My hubby and I just celebrated our 34th wedding anniversary. Oh, do I feel old.
It hasn't been an easy 34 years. We married just out of high school. Don was a year ahead of me. He proposed to me on my 18th birthday. Our folks were not pleased. We married on my high school graduation day.
Chronic illness is second only to financial problems as the source of marital problems. Since my health problems contributed to the financial stress the odds of our marriage surviving for so long were low. Oh well, I've always been one to defy the odds.
When I am asked how we have managed to still be together I tell them "separate bedrooms". lol. My room is set up for my needs. If my body clock is turned so that I am awake until dawn and sleep until noon then I can watch TV or putter on my laptop without bothering my hubby's need to get his sleep and get up for work. If he tosses about all night he won't keep me up either. We like different temperatures for sleep. I enjoy having my cats sleep with me and he keeps his room cat free. My CPAP machine doesn't cause Don any problems. Don used to be a smoker and I am allergic to it. But if we want to cuddle.. then cuddle happens.
Tonight I am up late. I had a busy, active day and my body is still wound up and so is my mind. I am reclined on my bed with my laptop on a bed tray, the TV on, with cats beside me. If I tried to sleep right now I would notice all the achy places on my body that I can ignore while I am paying attention to other things.

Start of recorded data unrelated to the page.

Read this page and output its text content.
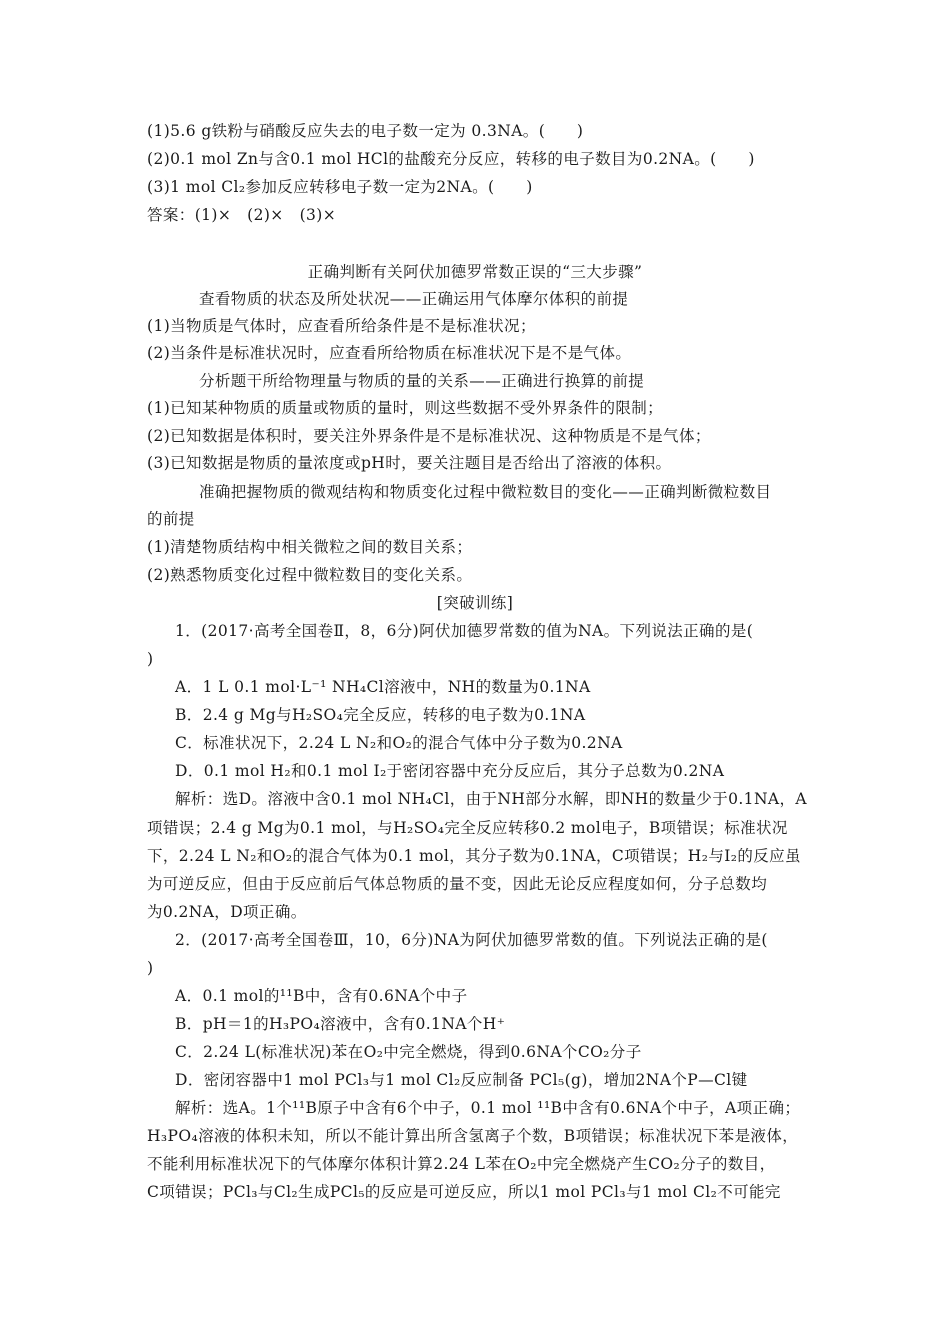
(1)5.6 g铁粉与硝酸反应失去的电子数一定为 0.3NA。(　　)
(2)0.1 mol Zn与含0.1 mol HCl的盐酸充分反应，转移的电子数目为0.2NA。(　　)
(3)1 mol Cl₂参加反应转移电子数一定为2NA。(　　)
答案：(1)×　(2)×　(3)×
正确判断有关阿伏加德罗常数正误的“三大步骤”
查看物质的状态及所处状况——正确运用气体摩尔体积的前提
(1)当物质是气体时，应查看所给条件是不是标准状况；
(2)当条件是标准状况时，应查看所给物质在标准状况下是不是气体。
分析题干所给物理量与物质的量的关系——正确进行换算的前提
(1)已知某种物质的质量或物质的量时，则这些数据不受外界条件的限制；
(2)已知数据是体积时，要关注外界条件是不是标准状况、这种物质是不是气体；
(3)已知数据是物质的量浓度或pH时，要关注题目是否给出了溶液的体积。
准确把握物质的微观结构和物质变化过程中微粒数目的变化——正确判断微粒数目
的前提
(1)清楚物质结构中相关微粒之间的数目关系；
(2)熟悉物质变化过程中微粒数目的变化关系。
[突破训练]
1．(2017·高考全国卷Ⅱ，8，6分)阿伏加德罗常数的值为NA。下列说法正确的是(
)
A．1 L 0.1 mol·L⁻¹ NH₄Cl溶液中，NH的数量为0.1NA
B．2.4 g Mg与H₂SO₄完全反应，转移的电子数为0.1NA
C．标准状况下，2.24 L N₂和O₂的混合气体中分子数为0.2NA
D．0.1 mol H₂和0.1 mol I₂于密闭容器中充分反应后，其分子总数为0.2NA
解析：选D。溶液中含0.1 mol NH₄Cl，由于NH部分水解，即NH的数量少于0.1NA，A
项错误；2.4 g Mg为0.1 mol，与H₂SO₄完全反应转移0.2 mol电子，B项错误；标准状况
下，2.24 L N₂和O₂的混合气体为0.1 mol，其分子数为0.1NA，C项错误；H₂与I₂的反应虽
为可逆反应，但由于反应前后气体总物质的量不变，因此无论反应程度如何，分子总数均
为0.2NA，D项正确。
2．(2017·高考全国卷Ⅲ，10，6分)NA为阿伏加德罗常数的值。下列说法正确的是(
)
A．0.1 mol的¹¹B中，含有0.6NA个中子
B．pH＝1的H₃PO₄溶液中，含有0.1NA个H⁺
C．2.24 L(标准状况)苯在O₂中完全燃烧，得到0.6NA个CO₂分子
D．密闭容器中1 mol PCl₃与1 mol Cl₂反应制备 PCl₅(g)，增加2NA个P—Cl键
解析：选A。1个¹¹B原子中含有6个中子，0.1 mol ¹¹B中含有0.6NA个中子，A项正确；
H₃PO₄溶液的体积未知，所以不能计算出所含氢离子个数，B项错误；标准状况下苯是液体，
不能利用标准状况下的气体摩尔体积计算2.24 L苯在O₂中完全燃烧产生CO₂分子的数目，
C项错误；PCl₃与Cl₂生成PCl₅的反应是可逆反应，所以1 mol PCl₃与1 mol Cl₂不可能完
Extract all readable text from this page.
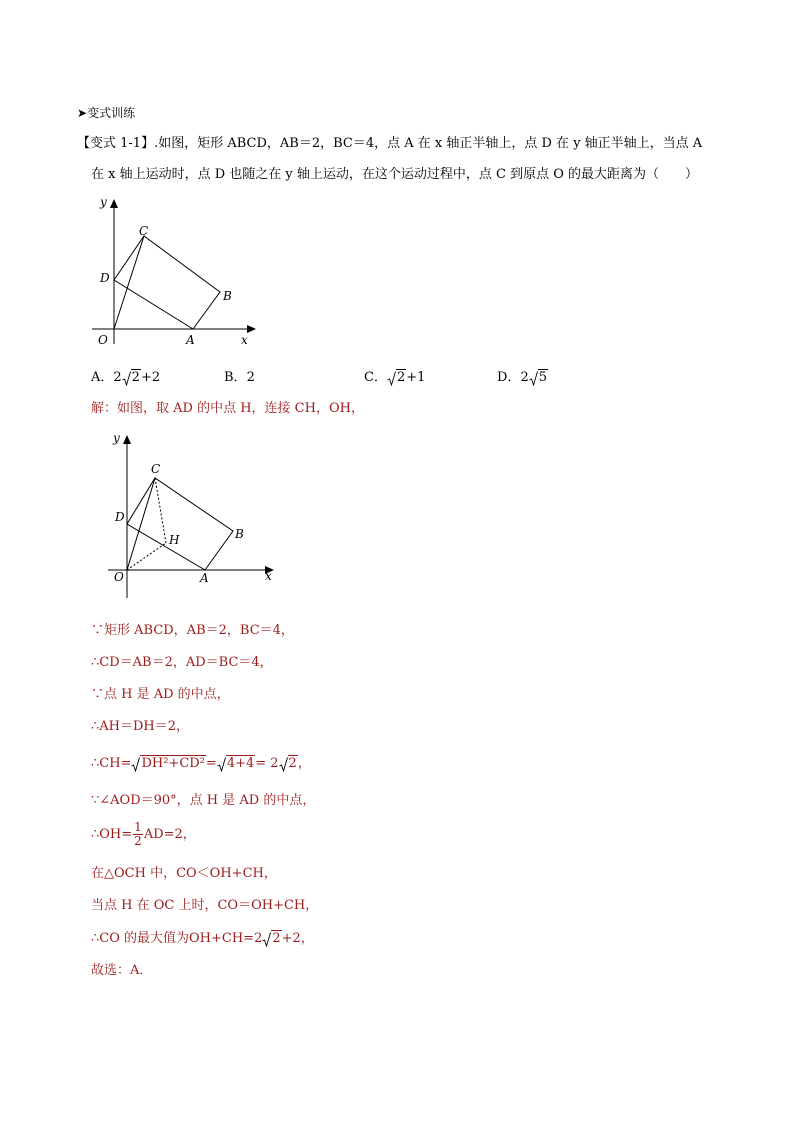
➤变式训练
【变式 1-1】.如图，矩形 ABCD，AB＝2，BC＝4，点 A 在 x 轴正半轴上，点 D 在 y 轴正半轴上，当点 A
在 x 轴上运动时，点 D 也随之在 y 轴上运动，在这个运动过程中，点 C 到原点 O 的最大距离为（　　）
y
x
O	A
B
C
D
A．2 2+2	B．2	C． 2+1	D．2 5
解：如图，取 AD 的中点 H，连接 CH，OH，
y
x
O	A
B
C
D
H
∵矩形 ABCD，AB＝2，BC＝4，
∴CD＝AB＝2，AD＝BC＝4，
∵点 H 是 AD 的中点，
∴AH＝DH＝2，
∴CH= DH²+CD²= 4+4= 2 2，
∵∠AOD＝90°，点 H 是 AD 的中点，
∴OH= $\frac{1}{2} AD=2$，
在△OCH 中，CO＜OH+CH，
当点 H 在 OC 上时，CO＝OH+CH，
∴CO 的最大值为OH+CH=2 2+2，
故选：A．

The aches and pains will be uncomfortable enough to keep me from relaxing enough to doze off.
I will not be surprised if I am up until dawn. The short night of June will make for an early dawn. One of the most annoying parts of living with M.E. is the delayed fatigue problem. I will pay for several days for the energy I used in the past 12 hrs. But I did have an enjoyable day so I have no regrets. Regrets just make for sleepless nights.
When I am tired I tend to ramble, and I am tired. I wish that tired equated to sleepy for me, but it doesn't. For many of my friends with Fibro, M.E., PPS, or MS, the problem is a shared one. We don't need caffeine or any other stimulant to keep us feeling like our eyes are crazy glued open. Then we get other times when all we can do is sleep.
Another year has come and gone.. and my hubby and I beat the odds for another year.